If you want me, I’ll be in the kitchen mixing up sauce tartare.
*edit: Looks like the name badges already are velcro backed… so what’s the bloody excuse for this nonsense, other than a deliberate and premeditated attempt to be unidentifiable?
King George’s flying monkeys protected from violent sauce assault
Saturday September 08th 2007, 8:32 am
Democracy protected from “a level of violence not previously experienced in Sydney…” inflicted by… a guy… in… a… skirt.
Sun will rise tomorrow!
Saved by $140million worth of security!
First APEC arrest’s a real sauce
September 7, 2007 – 1:32PM
Police have made their first protester arrest in Sydney’s Hyde Park this afternoon after a man squirted tomato sauce on a pro-US banner.
The brand of the tomato sauce used in the attack is not known, or whether it was the product of a multi-national company.
Let’s hope it was dolphin safe, non-GM, low-food-miles, 100% organic sauce… lest the increasingly corporate SMH actually have some valid complaint of hypocrisy against the protesters… or perhaps writer Tadros is merely content to idly stereotype dissenters.
In other news, protesters also brought buns (and a few ugly rolls) to go with that sauce.
Think of all the money we’d have saved on APEC fences
Friday September 07th 2007, 5:08 pm
Reduce, reuse, recycle…
And keep GW Bush away from polite society at the same time!

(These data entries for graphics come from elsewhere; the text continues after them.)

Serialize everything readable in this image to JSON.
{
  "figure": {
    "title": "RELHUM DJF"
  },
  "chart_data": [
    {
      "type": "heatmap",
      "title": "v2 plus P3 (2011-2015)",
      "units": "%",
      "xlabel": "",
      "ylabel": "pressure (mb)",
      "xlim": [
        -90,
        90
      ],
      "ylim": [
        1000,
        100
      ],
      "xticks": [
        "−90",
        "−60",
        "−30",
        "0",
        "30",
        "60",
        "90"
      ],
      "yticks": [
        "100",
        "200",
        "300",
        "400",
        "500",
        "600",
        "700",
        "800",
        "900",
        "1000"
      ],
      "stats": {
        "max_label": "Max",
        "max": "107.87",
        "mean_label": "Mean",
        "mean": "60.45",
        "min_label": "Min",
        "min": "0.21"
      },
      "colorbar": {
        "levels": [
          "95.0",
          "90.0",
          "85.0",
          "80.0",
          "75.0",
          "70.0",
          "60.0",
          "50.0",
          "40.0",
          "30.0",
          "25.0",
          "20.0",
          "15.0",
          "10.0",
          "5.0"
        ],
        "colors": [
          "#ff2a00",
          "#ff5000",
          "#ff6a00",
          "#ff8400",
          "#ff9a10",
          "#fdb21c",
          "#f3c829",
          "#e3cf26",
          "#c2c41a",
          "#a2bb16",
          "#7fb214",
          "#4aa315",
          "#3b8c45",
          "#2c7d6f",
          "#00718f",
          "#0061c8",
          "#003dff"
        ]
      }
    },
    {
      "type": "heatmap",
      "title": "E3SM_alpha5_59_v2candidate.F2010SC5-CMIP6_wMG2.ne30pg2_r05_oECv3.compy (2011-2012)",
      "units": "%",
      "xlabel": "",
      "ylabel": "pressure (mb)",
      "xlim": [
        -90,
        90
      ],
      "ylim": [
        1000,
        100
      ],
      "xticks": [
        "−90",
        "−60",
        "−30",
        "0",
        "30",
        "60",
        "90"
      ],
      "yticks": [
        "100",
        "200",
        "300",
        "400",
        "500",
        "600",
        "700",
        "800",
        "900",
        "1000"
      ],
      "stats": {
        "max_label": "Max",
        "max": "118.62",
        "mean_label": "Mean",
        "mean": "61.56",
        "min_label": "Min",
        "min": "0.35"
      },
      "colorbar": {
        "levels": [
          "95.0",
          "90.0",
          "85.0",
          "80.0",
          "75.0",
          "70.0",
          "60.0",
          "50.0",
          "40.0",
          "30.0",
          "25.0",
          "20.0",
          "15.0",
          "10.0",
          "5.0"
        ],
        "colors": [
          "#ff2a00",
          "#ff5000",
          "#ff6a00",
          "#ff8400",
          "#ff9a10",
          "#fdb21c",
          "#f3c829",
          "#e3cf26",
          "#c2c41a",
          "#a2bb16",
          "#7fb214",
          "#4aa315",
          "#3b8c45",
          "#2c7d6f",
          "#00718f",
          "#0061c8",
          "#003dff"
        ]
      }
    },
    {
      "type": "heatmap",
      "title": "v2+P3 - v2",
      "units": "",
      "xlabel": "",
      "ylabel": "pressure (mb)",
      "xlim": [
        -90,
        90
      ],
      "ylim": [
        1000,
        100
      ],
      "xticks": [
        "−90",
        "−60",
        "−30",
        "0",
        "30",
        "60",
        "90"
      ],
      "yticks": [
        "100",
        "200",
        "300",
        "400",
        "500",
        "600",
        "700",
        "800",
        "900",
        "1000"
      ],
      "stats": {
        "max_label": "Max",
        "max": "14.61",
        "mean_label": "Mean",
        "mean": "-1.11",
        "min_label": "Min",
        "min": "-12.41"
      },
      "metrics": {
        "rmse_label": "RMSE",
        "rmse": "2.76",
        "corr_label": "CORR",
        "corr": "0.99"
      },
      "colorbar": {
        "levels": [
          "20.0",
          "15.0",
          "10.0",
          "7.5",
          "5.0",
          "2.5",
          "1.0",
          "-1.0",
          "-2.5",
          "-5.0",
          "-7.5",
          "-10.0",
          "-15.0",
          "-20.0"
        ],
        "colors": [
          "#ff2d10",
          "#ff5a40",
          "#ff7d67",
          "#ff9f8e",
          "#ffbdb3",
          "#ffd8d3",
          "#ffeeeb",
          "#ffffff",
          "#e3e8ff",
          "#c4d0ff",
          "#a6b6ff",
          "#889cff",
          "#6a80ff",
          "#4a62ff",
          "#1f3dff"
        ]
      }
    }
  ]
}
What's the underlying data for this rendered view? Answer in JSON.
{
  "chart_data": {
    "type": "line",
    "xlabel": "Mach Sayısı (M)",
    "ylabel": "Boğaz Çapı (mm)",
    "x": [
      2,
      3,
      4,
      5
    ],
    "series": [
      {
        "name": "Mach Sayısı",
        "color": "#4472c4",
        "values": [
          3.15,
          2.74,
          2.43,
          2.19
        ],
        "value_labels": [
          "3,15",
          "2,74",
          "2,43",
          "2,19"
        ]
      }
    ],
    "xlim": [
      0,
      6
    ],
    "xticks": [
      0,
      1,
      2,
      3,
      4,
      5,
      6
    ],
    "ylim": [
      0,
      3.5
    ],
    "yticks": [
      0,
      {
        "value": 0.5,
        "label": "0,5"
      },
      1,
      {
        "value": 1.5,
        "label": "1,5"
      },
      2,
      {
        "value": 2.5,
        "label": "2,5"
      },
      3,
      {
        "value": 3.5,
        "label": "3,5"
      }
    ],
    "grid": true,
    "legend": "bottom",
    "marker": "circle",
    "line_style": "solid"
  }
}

Larrikinism: Australian value #1
Friday September 07th 2007, 3:16 pm
APEC security and a cage tough enough to keep King George away from civilised folks: $138 million
Fake IDs and a few hire cars: Few hundred bucks
Fake diplomatic motorcade not being discovered- by two police checkpoints- until Chas Licciardello dressed as OBL hops out of a car 10M from King George’s hotel: Totally priceless.
Most Chaser stuff of late has been lame- but they really banged it this time. Well done.
People’s Democratic Republic of Australia
Thursday September 06th 2007, 10:10 pm
I don’t need to say a word. Just read the story.
This is one town that needs a full Brazilian. Quick. King George visiting is one thing, but suffering His Majesty without a Bill of Rights is much worse.
Johnny must be trying to impress President Who.